Die Chancen durch eine künstliche Befruchtung schwanger zu werden, liegen bei Frauen unter 35 Jahres pro Zyklus bei ungefähr 30 Prozent, erklären Mainka und Fleckenstein. In höherem Alter sinken die Chancen rapide: Es gebe biologische Grenzen, die auch die moderne Kinderwunschmedizin nicht außer Kraft setzen kann, betont Ulrich Hilland, Vorsitzender des Bundesverbandes Reproduktionsmedizinischer Zentren (BRZ).

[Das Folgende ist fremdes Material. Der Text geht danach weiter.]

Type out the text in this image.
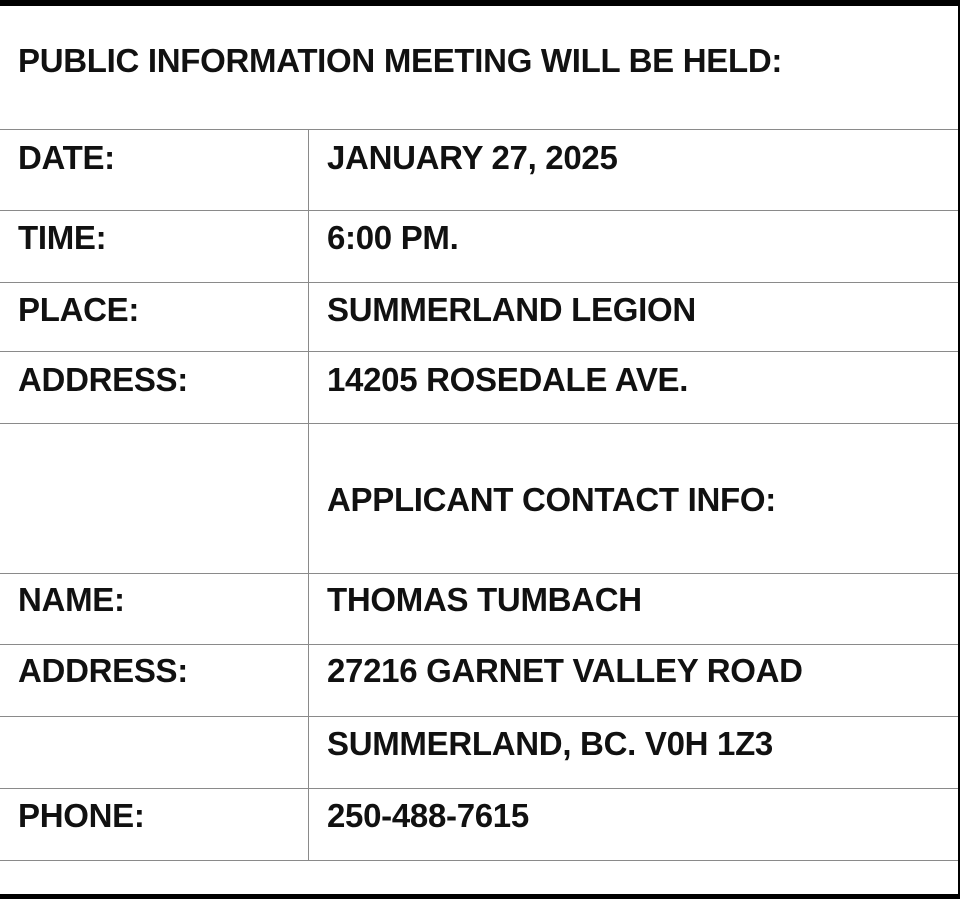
PUBLIC INFORMATION MEETING WILL BE HELD:
DATE:	JANUARY 27, 2025
TIME:	6:00 PM.
PLACE:	SUMMERLAND LEGION
ADDRESS:	14205 ROSEDALE AVE.
APPLICANT CONTACT INFO:
NAME:	THOMAS TUMBACH
ADDRESS:	27216 GARNET VALLEY ROAD
SUMMERLAND, BC. V0H 1Z3
PHONE:	250-488-7615
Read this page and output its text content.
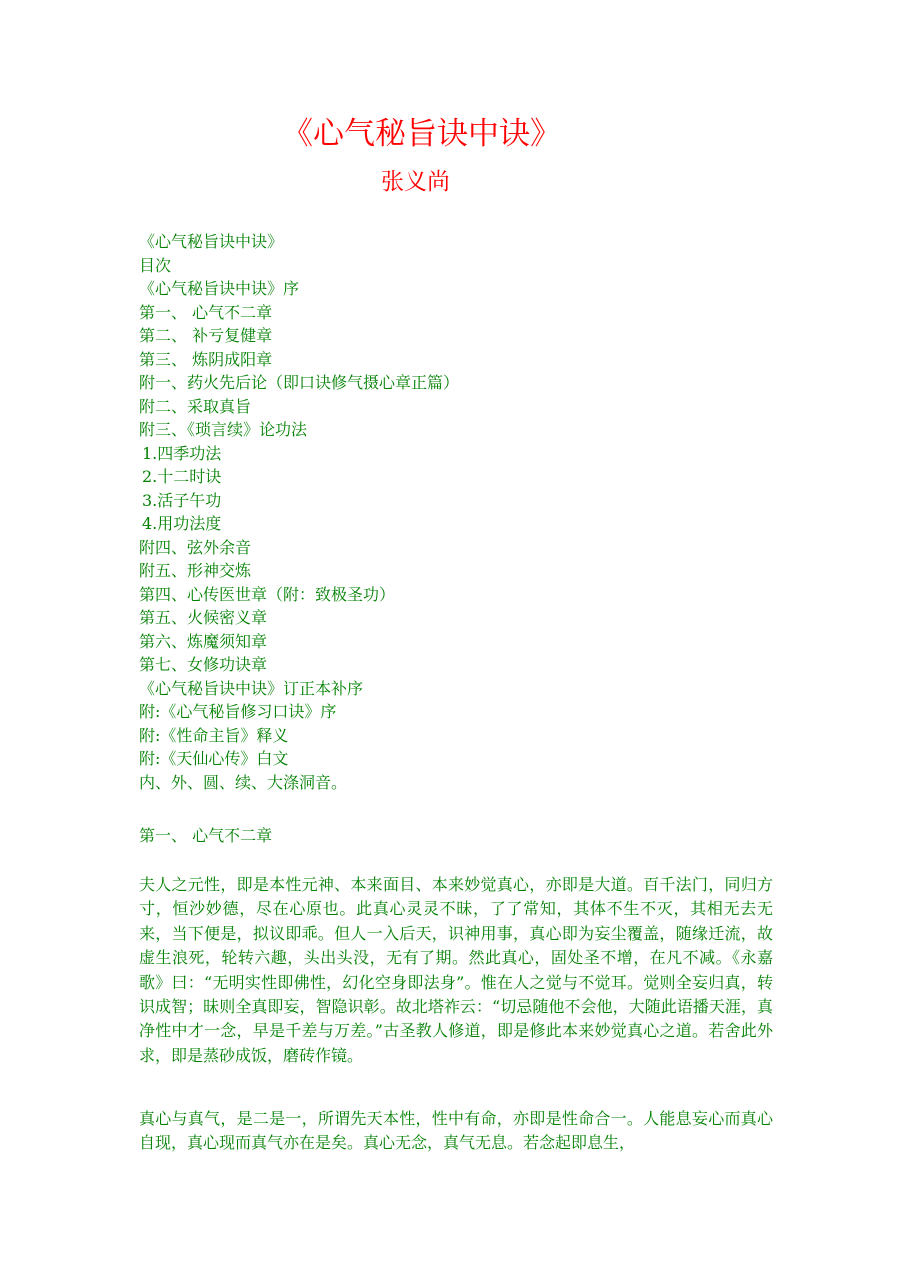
《心气秘旨诀中诀》
张义尚
《心气秘旨诀中诀》
目次
《心气秘旨诀中诀》序
第一、 心气不二章
第二、 补亏复健章
第三、 炼阴成阳章
附一、药火先后论（即口诀修气摄心章正篇）
附二、采取真旨
附三、《琐言续》论功法
1.四季功法
2.十二时诀
3.活子午功
4.用功法度
附四、弦外余音
附五、形神交炼
第四、心传医世章（附：致极圣功）
第五、火候密义章
第六、炼魔须知章
第七、女修功诀章
《心气秘旨诀中诀》订正本补序
附:《心气秘旨修习口诀》序
附:《性命主旨》释义
附:《天仙心传》白文
内、外、圆、续、大涤洞音。
第一、 心气不二章

夫人之元性，即是本性元神、本来面目、本来妙觉真心，亦即是大道。百千法门，同归方寸，恒沙妙德，尽在心原也。此真心灵灵不昧，了了常知，其体不生不灭，其相无去无来，当下便是，拟议即乖。但人一入后天，识神用事，真心即为妄尘覆盖，随缘迁流，故虚生浪死，轮转六趣，头出头没，无有了期。然此真心，固处圣不增，在凡不减。《永嘉歌》曰：“无明实性即佛性，幻化空身即法身”。惟在人之觉与不觉耳。觉则全妄归真，转识成智；昧则全真即妄，智隐识彰。故北塔祚云：“切忌随他不会他，大随此语播天涯，真净性中才一念，早是千差与万差。”古圣教人修道，即是修此本来妙觉真心之道。若舍此外求，即是蒸砂成饭，磨砖作镜。

真心与真气，是二是一，所谓先天本性，性中有命，亦即是性命合一。人能息妄心而真心自现，真心现而真气亦在是矣。真心无念，真气无息。若念起即息生，
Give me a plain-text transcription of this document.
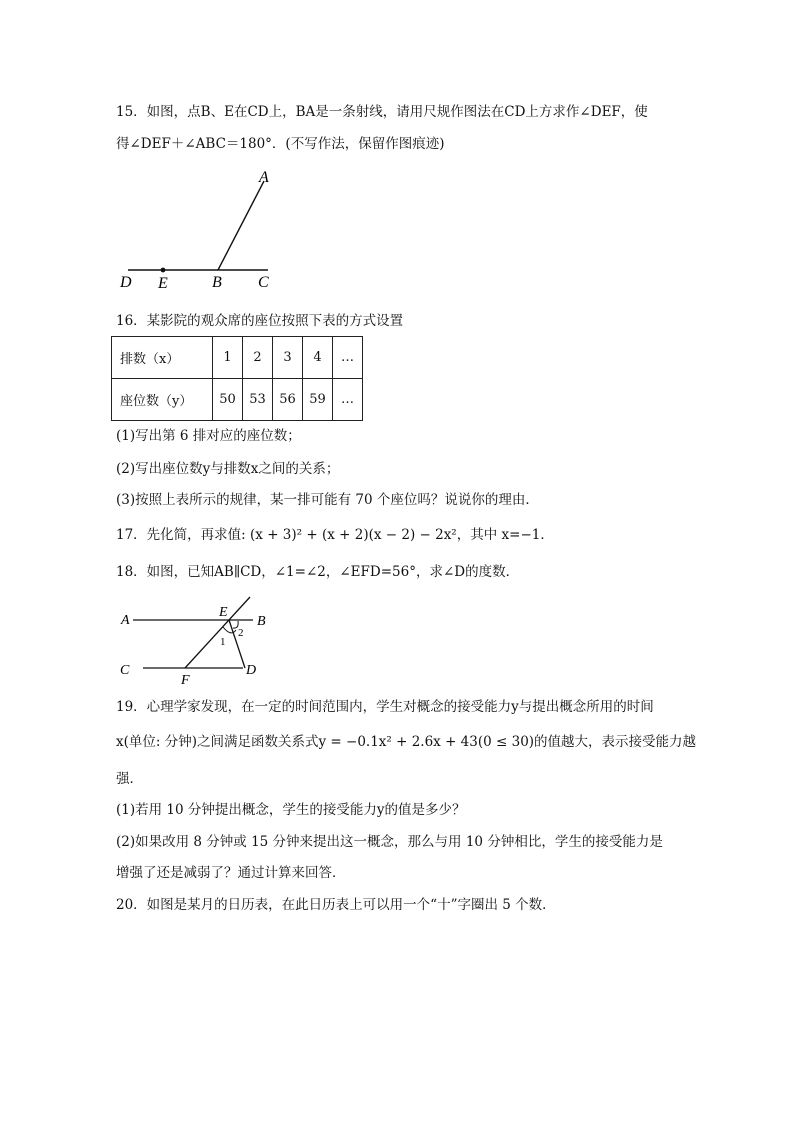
15．如图，点B、E在CD上，BA是一条射线，请用尺规作图法在CD上方求作∠DEF，使
得∠DEF＋∠ABC＝180°．(不写作法，保留作图痕迹)
A
D E	B C
16．某影院的观众席的座位按照下表的方式设置
排数（x）	1	2	3	4	…
座位数（y）	50	53	56	59	…
(1)写出第 6 排对应的座位数；
(2)写出座位数y与排数x之间的关系；
(3)按照上表所示的规律，某一排可能有 70 个座位吗？说说你的理由．
17．先化简，再求值: (x + 3)² + (x + 2)(x − 2) − 2x²，其中 x=−1．
18．如图，已知AB∥CD，∠1=∠2，∠EFD=56°，求∠D的度数．
A	B
C	D
E
F
1
2
19．心理学家发现，在一定的时间范围内，学生对概念的接受能力y与提出概念所用的时间
x(单位: 分钟)之间满足函数关系式y = −0.1x² + 2.6x + 43(0 ≤ 30)的值越大，表示接受能力越
强．
(1)若用 10 分钟提出概念，学生的接受能力y的值是多少？
(2)如果改用 8 分钟或 15 分钟来提出这一概念，那么与用 10 分钟相比，学生的接受能力是
增强了还是减弱了？通过计算来回答．
20．如图是某月的日历表，在此日历表上可以用一个“十”字圈出 5 个数．
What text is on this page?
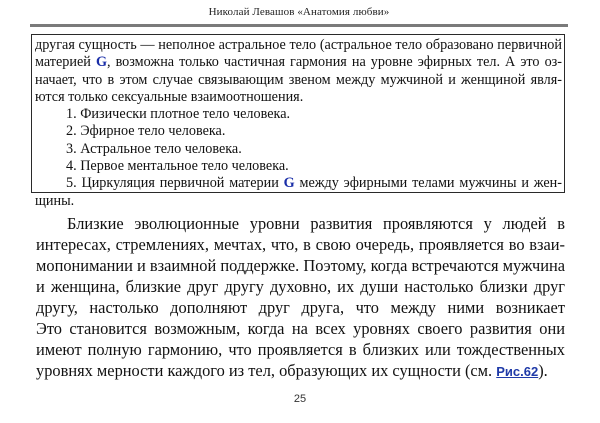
Николай Левашов «Анатомия любви»
другая сущность — неполное астральное тело (астральное тело образовано первичной
материей G, возможна только частичная гармония на уровне эфирных тел. А это оз-
начает, что в этом случае связывающим звеном между мужчиной и женщиной явля-
ются только сексуальные взаимоотношения.
1. Физически плотное тело человека.
2. Эфирное тело человека.
3. Астральное тело человека.
4. Первое ментальное тело человека.
5. Циркуляция первичной материи G между эфирными телами мужчины и жен-
щины.
Близкие эволюционные уровни развития проявляются у людей в
интересах, стремлениях, мечтах, что, в свою очередь, проявляется во взаи-
мопонимании и взаимной поддержке. Поэтому, когда встречаются мужчина
и женщина, близкие друг другу духовно, их души настолько близки друг
другу, настолько дополняют друг друга, что между ними возникает
Это становится возможным, когда на всех уровнях своего развития они
имеют полную гармонию, что проявляется в близких или тождественных
уровнях мерности каждого из тел, образующих их сущности (см. Рис.62).
25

Hinzu kommt, dass eine Schwangerschaft dann auch kein Spaziergang mehr ist. „Man muss auch mal sagen, dass eine Schwangerschaft jenseits der 40 mit sehr viel mehr Risiken verbunden ist“, sagt Fleckenstein. Sie rät Paaren, die sich grundsätzlich ein Kind wünschen, nicht allzu lange zu warten.